Answering the "W" questions up front
The purpose of newspaper sports coverage in the age of the Web has been an interesting question for years now.
However, this morning I received a newspaper (The Daily Hampshire Gazette) where the top story in the Sports section (picked up from the Hartford Courant) was all about the Tuesday evening Red Sox game… without once mentioning who won, or the score, or in fact anything at all that happened on the field. There’s a picture of on-field action, but two and a half of the story’s three columns are about David Ortiz, who didn’t even play.
A careful scan of the rest of the paper finally reveals a score in the agate page, but no box score. I’m guessing that the game went too late for the paper’s press time, though checking the official site shows that extra innings weren’t required (though it was close). I finally found an AP report on the Gazette’s website.
Maybe I’m unusual in that I do actually tend to get actual game reports from the newspaper. Undoubtedly the blame rests not with the Courant reporter who filed the story but with the local-paper editors who used an obvious sidebar or notebook type piece in place of an actual game report which may have been unavailable at press time. (The Courant has a perfectly clear game story by the same reporter on their website.) But even if all the box-score details are available to anyone online seconds after the game, whatever happened to providing “who, what, when and where” in the first paragraph (if not the first sentence) of the story?

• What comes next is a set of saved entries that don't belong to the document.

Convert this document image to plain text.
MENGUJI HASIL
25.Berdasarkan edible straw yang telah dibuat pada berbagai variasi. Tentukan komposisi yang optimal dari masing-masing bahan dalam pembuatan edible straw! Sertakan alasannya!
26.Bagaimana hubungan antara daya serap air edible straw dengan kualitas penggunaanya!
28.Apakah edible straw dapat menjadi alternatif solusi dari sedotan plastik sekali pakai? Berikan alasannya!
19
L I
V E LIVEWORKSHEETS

Surely the Gazette editor could’ve spent two minutes to put together a lead on the article to say something like,
The Boston Red Sox were unable to wrest leadership of the American League East away from the Tampa Bay Rays on Tuesday evening at Fenway Park, losing 5-4 after a two-run homer by Jason Bay in the eighth inning put them up by one run going in to the ninth.
…and that covers the essentials for a casual reader. You don’t even need to go to journalism school to figure that out. (The lead of the AP story is better, but unlike myself, they’re pros.)